We note that for each of the scores \( S = \left[ {S_{1} ,S_{2} , \cdots ,S_{n} } \right] \) is in \( \left[ {0,1} \right] \), with a lower score corresponding to a more similar match for each top-level query. It is straightforward then to represent these scores as an \( i \)-dimensional score vector \( \left[ {S_{1} ,S_{2} , \cdots ,S_{i} } \right] \) and measure its Euclidean distance from the origin. This gives us a score for image \( I_{n} \). We then sort the image score to obtain the image ranking under query, where the smallest score is the most relevant image.

5 Conclusions and Future Work

We have presented work on image retrieval using graph based approximate querying and ranking. Representative examples are shown in Figs. 1 and 5, as well as a comparison in Fig. 2. We note from Fig. 2 that our system returns relevant results at higher ranks than two leading Search Engines. We also note from Fig. 5 that even for more complex queries, out system can return results that closely match the provided query. Top ranked results match as much of the query as possible with holistic meaning – we reduce the ‘semantic gap’ by considering relations between objects in the image in lieu of using a document-based that eschews a focus on image relational content.

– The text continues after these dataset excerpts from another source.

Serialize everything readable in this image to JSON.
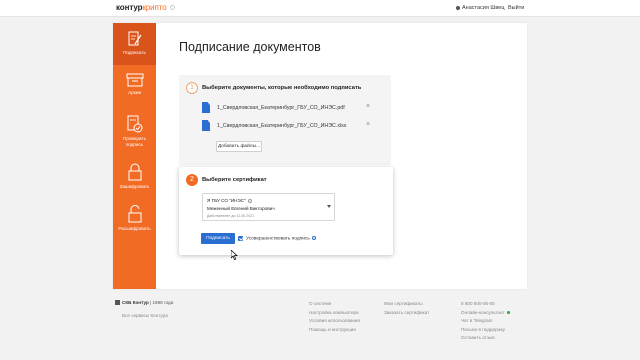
{
  "header": {
    "logo_primary": "контур",
    "logo_secondary": "крипто",
    "user_name": "Анастасия Швец",
    "logout": "Выйти"
  },
  "sidebar": {
    "items": [
      {
        "label": "Подписать",
        "icon": "sign-document-icon",
        "active": true
      },
      {
        "label": "Архив",
        "icon": "archive-icon"
      },
      {
        "label": "Проверить подпись",
        "icon": "verify-signature-icon"
      },
      {
        "label": "Зашифровать",
        "icon": "lock-icon"
      },
      {
        "label": "Расшифровать",
        "icon": "unlock-icon"
      }
    ]
  },
  "main": {
    "title": "Подписание документов",
    "step1": {
      "number": "1",
      "title": "Выберите документы, которые необходимо подписать",
      "files": [
        {
          "name": "1_Свердловская_Екатеринбург_ГБУ_СО_ИНЭС.pdf"
        },
        {
          "name": "1_Свердловская_Екатеринбург_ГБУ_СО_ИНЭС.xlsx"
        }
      ],
      "add_button": "Добавить файлы..."
    },
    "step2": {
      "number": "2",
      "title": "Выберите сертификат",
      "certificate": {
        "org": "Я ГБУ СО \"ИНЭС\"",
        "owner": "Меженный Евгений Викторович",
        "valid": "Действителен до 11.05.2021"
      },
      "sign_button": "Подписать",
      "detached_label": "Усовершенствовать подпись",
      "detached_checked": true
    }
  },
  "footer": {
    "brand": "СКБ Контур",
    "since": "1988 года",
    "all_services": "Все сервисы Контура",
    "col1": [
      "О системе",
      "Настройка компьютера",
      "Условия использования",
      "Помощь и инструкции"
    ],
    "col2": [
      "Мои сертификаты",
      "Заказать сертификат"
    ],
    "col3": [
      "8 800 500-05-08",
      "Онлайн-консультант",
      "Чат в Telegram",
      "Письмо в поддержку",
      "Оставить отзыв"
    ]
  },
  "colors": {
    "accent": "#f26b25",
    "primary_button": "#2a6ed1",
    "online": "#2ea24a"
  }
}
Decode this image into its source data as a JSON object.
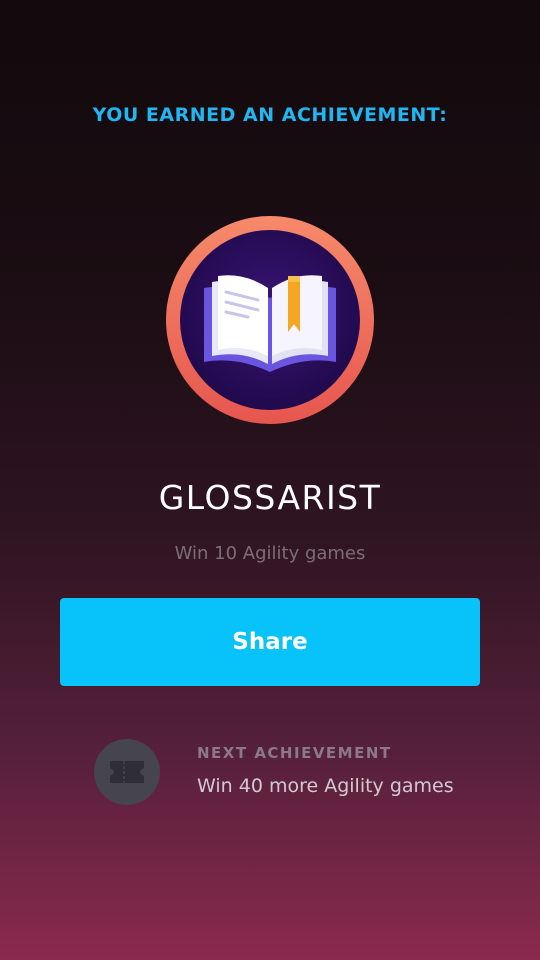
{
  "header": {
    "text": "YOU EARNED AN ACHIEVEMENT:"
  },
  "achievement": {
    "badge_icon": "open-book-icon",
    "title": "GLOSSARIST",
    "description": "Win 10 Agility games"
  },
  "share_button": {
    "label": "Share"
  },
  "next_achievement": {
    "icon": "ticket-icon",
    "label": "NEXT ACHIEVEMENT",
    "description": "Win 40 more Agility games"
  },
  "colors": {
    "accent_blue": "#07c3f9",
    "header_blue": "#1fb6f2",
    "badge_ring": "#f07a5f",
    "badge_center": "#2a0d5e"
  }
}
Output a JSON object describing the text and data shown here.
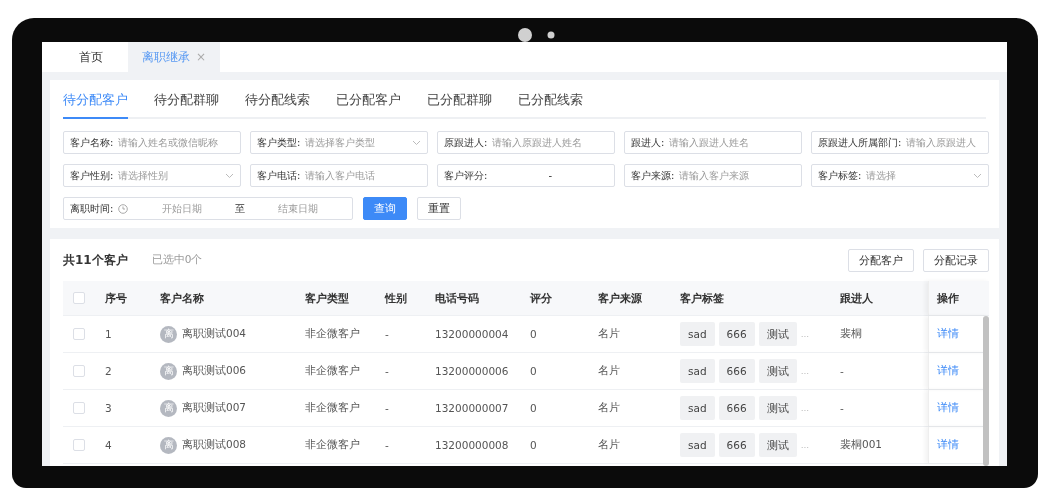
{
  "page_tabs": [
    {
      "label": "首页",
      "selected": false
    },
    {
      "label": "离职继承",
      "selected": true,
      "close": "×"
    }
  ],
  "sub_tabs": [
    {
      "label": "待分配客户",
      "selected": true
    },
    {
      "label": "待分配群聊",
      "selected": false
    },
    {
      "label": "待分配线索",
      "selected": false
    },
    {
      "label": "已分配客户",
      "selected": false
    },
    {
      "label": "已分配群聊",
      "selected": false
    },
    {
      "label": "已分配线索",
      "selected": false
    }
  ],
  "filters": [
    {
      "kind": "text",
      "label": "客户名称:",
      "placeholder": "请输入姓名或微信昵称"
    },
    {
      "kind": "select",
      "label": "客户类型:",
      "placeholder": "请选择客户类型"
    },
    {
      "kind": "text",
      "label": "原跟进人:",
      "placeholder": "请输入原跟进人姓名"
    },
    {
      "kind": "text",
      "label": "跟进人:",
      "placeholder": "请输入跟进人姓名"
    },
    {
      "kind": "text",
      "label": "原跟进人所属部门:",
      "placeholder": "请输入原跟进人"
    },
    {
      "kind": "select",
      "label": "客户性别:",
      "placeholder": "请选择性别"
    },
    {
      "kind": "text",
      "label": "客户电话:",
      "placeholder": "请输入客户电话"
    },
    {
      "kind": "range",
      "label": "客户评分:",
      "separator": "-"
    },
    {
      "kind": "text",
      "label": "客户来源:",
      "placeholder": "请输入客户来源"
    },
    {
      "kind": "select",
      "label": "客户标签:",
      "placeholder": "请选择"
    }
  ],
  "date_filter": {
    "label": "离职时间:",
    "start_placeholder": "开始日期",
    "separator": "至",
    "end_placeholder": "结束日期"
  },
  "filter_buttons": [
    {
      "label": "查询",
      "kind": "primary"
    },
    {
      "label": "重置",
      "kind": "default"
    }
  ],
  "summary": {
    "total": "共11个客户",
    "selected_count": "已选中0个"
  },
  "actions": [
    "分配客户",
    "分配记录"
  ],
  "table": {
    "columns": [
      "序号",
      "客户名称",
      "客户类型",
      "性别",
      "电话号码",
      "评分",
      "客户来源",
      "客户标签",
      "跟进人",
      "操作"
    ],
    "all_checked": false,
    "rows": [
      {
        "checked": false,
        "index": "1",
        "avatar": "离",
        "name": "离职测试004",
        "type": "非企微客户",
        "gender": "-",
        "phone": "13200000004",
        "score": "0",
        "source": "名片",
        "tags": [
          "sad",
          "666",
          "测试"
        ],
        "more": "...",
        "owner": "裴桐",
        "action": "详情"
      },
      {
        "checked": false,
        "index": "2",
        "avatar": "离",
        "name": "离职测试006",
        "type": "非企微客户",
        "gender": "-",
        "phone": "13200000006",
        "score": "0",
        "source": "名片",
        "tags": [
          "sad",
          "666",
          "测试"
        ],
        "more": "...",
        "owner": "-",
        "action": "详情"
      },
      {
        "checked": false,
        "index": "3",
        "avatar": "离",
        "name": "离职测试007",
        "type": "非企微客户",
        "gender": "-",
        "phone": "13200000007",
        "score": "0",
        "source": "名片",
        "tags": [
          "sad",
          "666",
          "测试"
        ],
        "more": "...",
        "owner": "-",
        "action": "详情"
      },
      {
        "checked": false,
        "index": "4",
        "avatar": "离",
        "name": "离职测试008",
        "type": "非企微客户",
        "gender": "-",
        "phone": "13200000008",
        "score": "0",
        "source": "名片",
        "tags": [
          "sad",
          "666",
          "测试"
        ],
        "more": "...",
        "owner": "裴桐001",
        "action": "详情"
      }
    ]
  }
}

As such, the scene graph of an image is a key factor of our work. With regard to this, future work is two-fold:

  • Accurate scene graph generation: There is some work on scene graph generation in [7]. However, the authors note that the performance is subpar. Better state-of-the-art performance in automated scene graph generation from unannotated images would allow creation of image databases at scale. Our system can then be implemented on top of such a database for approximate image retrieval.

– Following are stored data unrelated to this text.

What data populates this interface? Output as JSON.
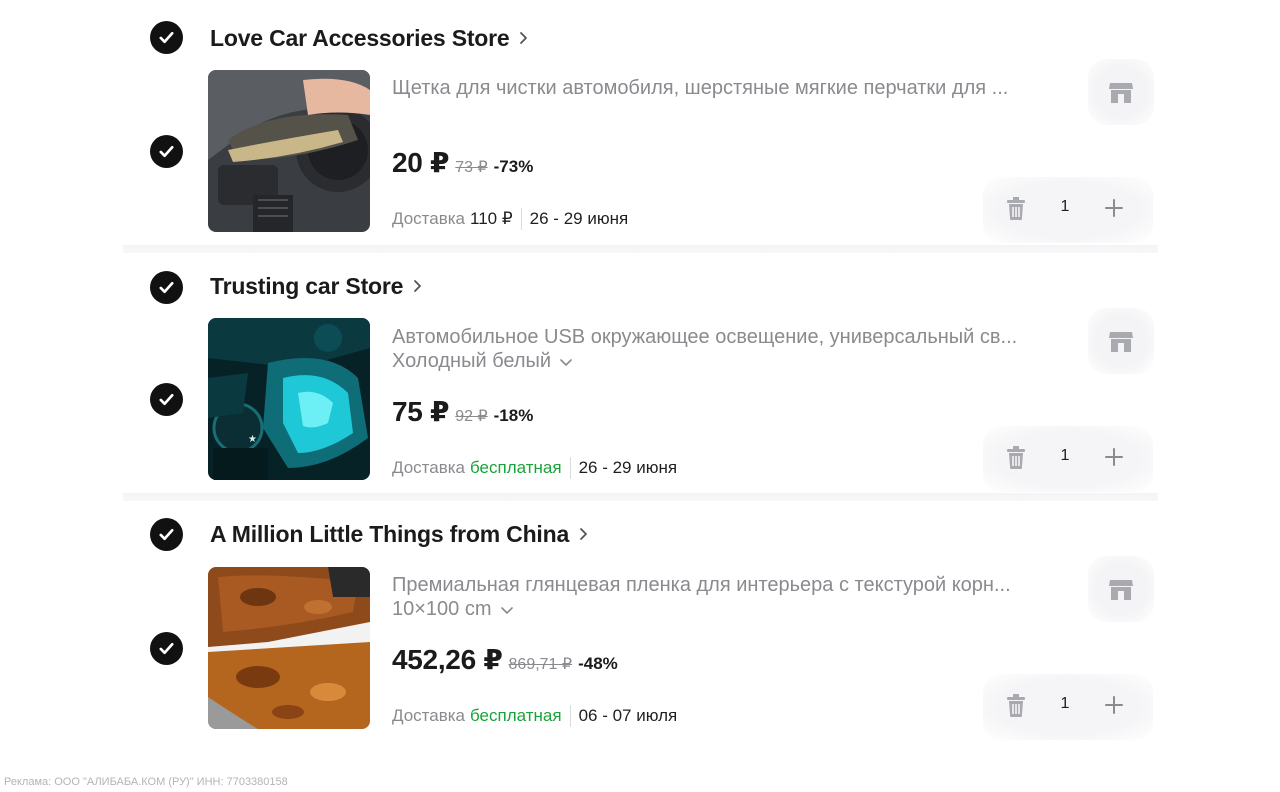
{
  "stores": [
    {
      "name": "Love Car Accessories Store",
      "item": {
        "title": "Щетка для чистки автомобиля, шерстяные мягкие перчатки для ...",
        "variant": "",
        "price": "20 ₽",
        "old_price": "73 ₽",
        "discount": "-73%",
        "delivery_label": "Доставка",
        "delivery_cost": "110 ₽",
        "delivery_dates": "26 - 29 июня",
        "quantity": "1"
      }
    },
    {
      "name": "Trusting car Store",
      "item": {
        "title": "Автомобильное USB окружающее освещение, универсальный св...",
        "variant": "Холодный белый",
        "price": "75 ₽",
        "old_price": "92 ₽",
        "discount": "-18%",
        "delivery_label": "Доставка",
        "delivery_cost": "бесплатная",
        "delivery_dates": "26 - 29 июня",
        "quantity": "1"
      }
    },
    {
      "name": "A Million Little Things from China",
      "item": {
        "title": "Премиальная глянцевая пленка для интерьера с текстурой корн...",
        "variant": "10×100 cm",
        "price": "452,26 ₽",
        "old_price": "869,71 ₽",
        "discount": "-48%",
        "delivery_label": "Доставка",
        "delivery_cost": "бесплатная",
        "delivery_dates": "06 - 07 июля",
        "quantity": "1"
      }
    }
  ],
  "footer_ad": "Реклама: ООО \"АЛИБАБА.КОМ (РУ)\" ИНН: 7703380158",
  "colors": {
    "check_bg": "#111111",
    "free_delivery": "#1aa33a",
    "muted_text": "#8a8a8f",
    "icon_gray": "#a9aab0"
  },
  "icons": [
    "checkmark-icon",
    "chevron-right-icon",
    "chevron-down-icon",
    "store-icon",
    "trash-icon",
    "plus-icon"
  ]
}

  • Query graph generation: We provide an informal comparison of our results to current search engine results in Fig. 2. However, this is not a robust comparison as search engines accept natural language input while we provide input directly as graph queries. This is due to a major input limitation in the conversion of natural language to scene graphs. Future work would focus on graph query generation from natural language that more closely matches desired human queries, using, e.g. dependency parsing or similar methods.